You might wonder why I’m writing about healthy weight management on a website which is about being a natural, free, human being. Well, there are a number of relevant lessons in this.
A few years ago I got tired of dieting. I realized that all diets work in the same way. First, they work. I lose weight. Then, they don’t work. And I gain back weight with a vengeance, generally gaining back even more than I had lost.
I went through many yo-yo swings before I got tired of it. I read Charles Eisenstein’s The Yoga of Eating and some stuff from Geneen Roth, and what they said made intuitive sense to me.
So about a year ago, I tried the following:
Eat when I’m hungry
Eat absolutely whatever I feel like eating
Stop eating when I’m satisfied
Eat with full awareness
This meant discarding all the conventional wisdom about eating.
I eat when I’m hungry. If I’m hungry late at night, or in the middle of the night, I eat. If I’m not hungry for breakfast I don’t eat breakfast.
I eat absolutely whatever I want to eat. If I feel like eating potato chips or ice cream or a donut, that’s what I eat.
I tried this for a year, and what happened was, well, nothing. In fact I think I gained more weight.
About the time that I felt the relief, I also began to understand why this was not working.
So I made a small change. I changed “awareness” to pleasure. Instead of eating with awareness, I eat with pleasure.
And it works. Effortlessly. Without any sense of deprivation.
This experience I think is an apt analogy to what happens when we go on a spiritual search for enlightenment.
I gained weight for emotional reasons. I gained weight because I was eating through fear and conditioning and mental rules.
This is what happens generally in life. We have a sense of alienation from the very beginning, and so we learn to experience life through fear and conditioning and confusion and mental rules.
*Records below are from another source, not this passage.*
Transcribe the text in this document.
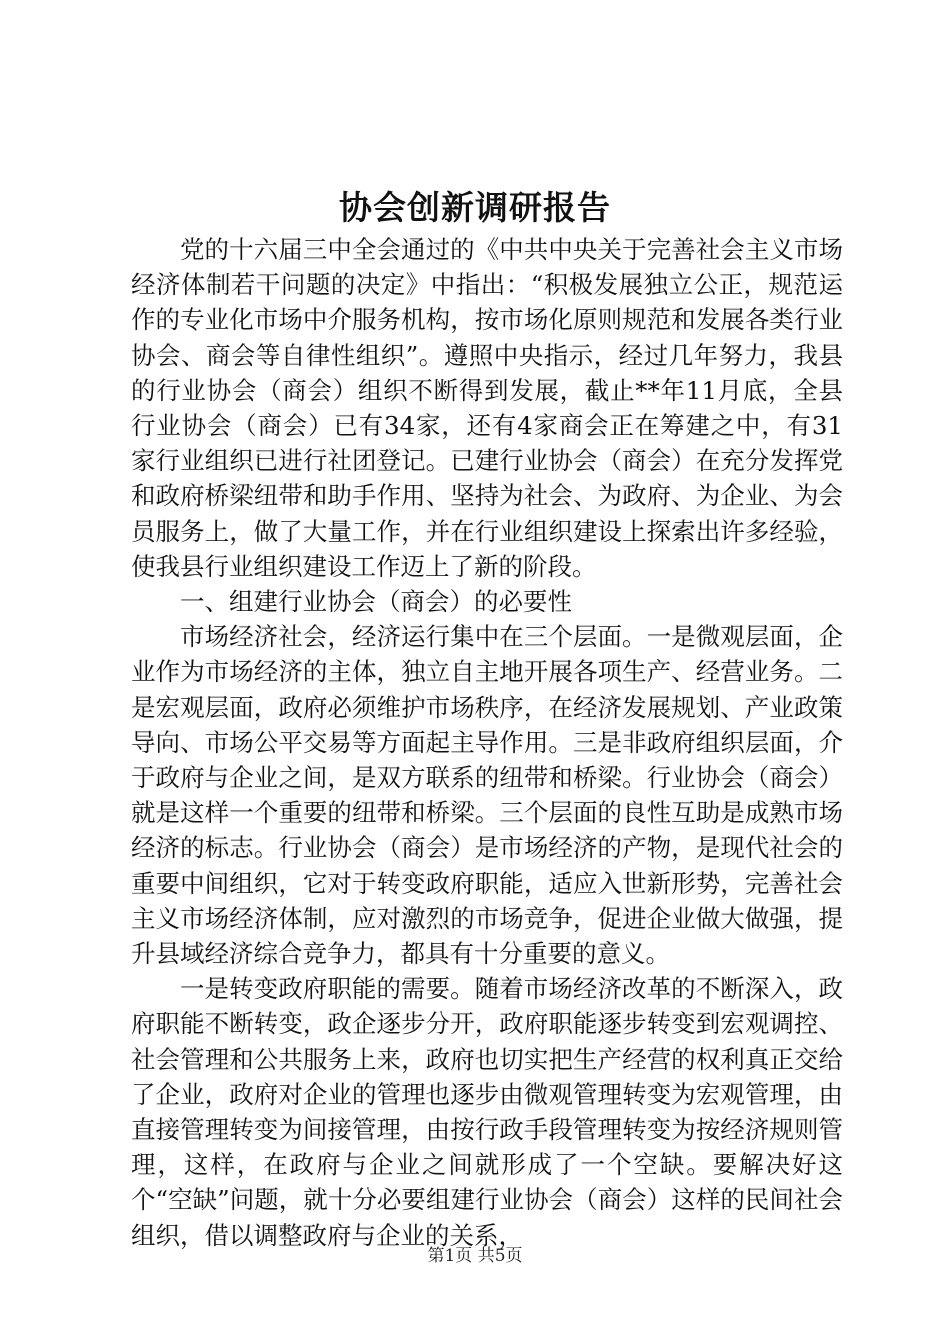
协会创新调研报告

党的十六届三中全会通过的《中共中央关于完善社会主义市场经济体制若干问题的决定》中指出：“积极发展独立公正，规范运作的专业化市场中介服务机构，按市场化原则规范和发展各类行业协会、商会等自律性组织”。遵照中央指示，经过几年努力，我县的行业协会（商会）组织不断得到发展，截止**年11月底，全县行业协会（商会）已有34家，还有4家商会正在筹建之中，有31家行业组织已进行社团登记。已建行业协会（商会）在充分发挥党和政府桥梁纽带和助手作用、坚持为社会、为政府、为企业、为会员服务上，做了大量工作，并在行业组织建设上探索出许多经验，使我县行业组织建设工作迈上了新的阶段。

一、组建行业协会（商会）的必要性

市场经济社会，经济运行集中在三个层面。一是微观层面，企业作为市场经济的主体，独立自主地开展各项生产、经营业务。二是宏观层面，政府必须维护市场秩序，在经济发展规划、产业政策导向、市场公平交易等方面起主导作用。三是非政府组织层面，介于政府与企业之间，是双方联系的纽带和桥梁。行业协会（商会）就是这样一个重要的纽带和桥梁。三个层面的良性互助是成熟市场经济的标志。行业协会（商会）是市场经济的产物，是现代社会的重要中间组织，它对于转变政府职能，适应入世新形势，完善社会主义市场经济体制，应对激烈的市场竞争，促进企业做大做强，提升县域经济综合竞争力，都具有十分重要的意义。

一是转变政府职能的需要。随着市场经济改革的不断深入，政府职能不断转变，政企逐步分开，政府职能逐步转变到宏观调控、社会管理和公共服务上来，政府也切实把生产经营的权利真正交给了企业，政府对企业的管理也逐步由微观管理转变为宏观管理，由直接管理转变为间接管理，由按行政手段管理转变为按经济规则管理，这样，在政府与企业之间就形成了一个空缺。要解决好这个“空缺”问题，就十分必要组建行业协会（商会）这样的民间社会组织，借以调整政府与企业的关系，

第1页 共5页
At some point we decide we don’t like being fat. So we go on quest to fix the problem. Which is what dieting is.
At some point in life we don’t like being confused or depressed or feeling uncomfortable in our own skins. So we go on spiritual quest to fix our lives. We seek wisdom and practices and enlightenment.
Dieting is very much like the spiritual quest. They are both just another form of control, another of form of resistance.
It turns out the answer is not to try to fix our lives. If the goal is to live freely and naturally and sanely, the answer is not to try to fix anything or seek anything. That takes us further away from the truth. The answer is to recognize that the only problem there is is that we have always thought, from the beginning of our lives, that there is a problem. Everything else is a logical effect of this original problem.
Similarly, the answer is not to go on a diet to lose weight. The answer is to recognize that because of fear we learn to eat emotionally. When we eat freely and naturally and body knows exactly what to do.
Another lesson here is to understand how powerfully distracting abstraction is. I was trying to eat naturally with “awareness.” Awareness is an abstract word, it took me further away from the real thing. “Pleasure” is something I understand innately, I don’t have to learn pleasure, I don’t have get into any specific mind state to experience pleasure, I completely and immediately understand what pleasure is.
These words which we use, like awareness, oneness, non-duality, acceptance, consciousness, karma, true self, false self, Self, self, and all the paradoxes and clever sayings and wisdom and Sanskrit words which spiritual enthusiasts seem to be so fond of–well, they take us further away from the actual thing.
The actual thing, the sense of you, is utterly ordinary, and right here on the surface. You don’t have to dig down deep for it, you don’t have to look for it, you don’t have to distinguish it from abstractions like false self and true self and awareness and consciousness. It’s just you. Take a look.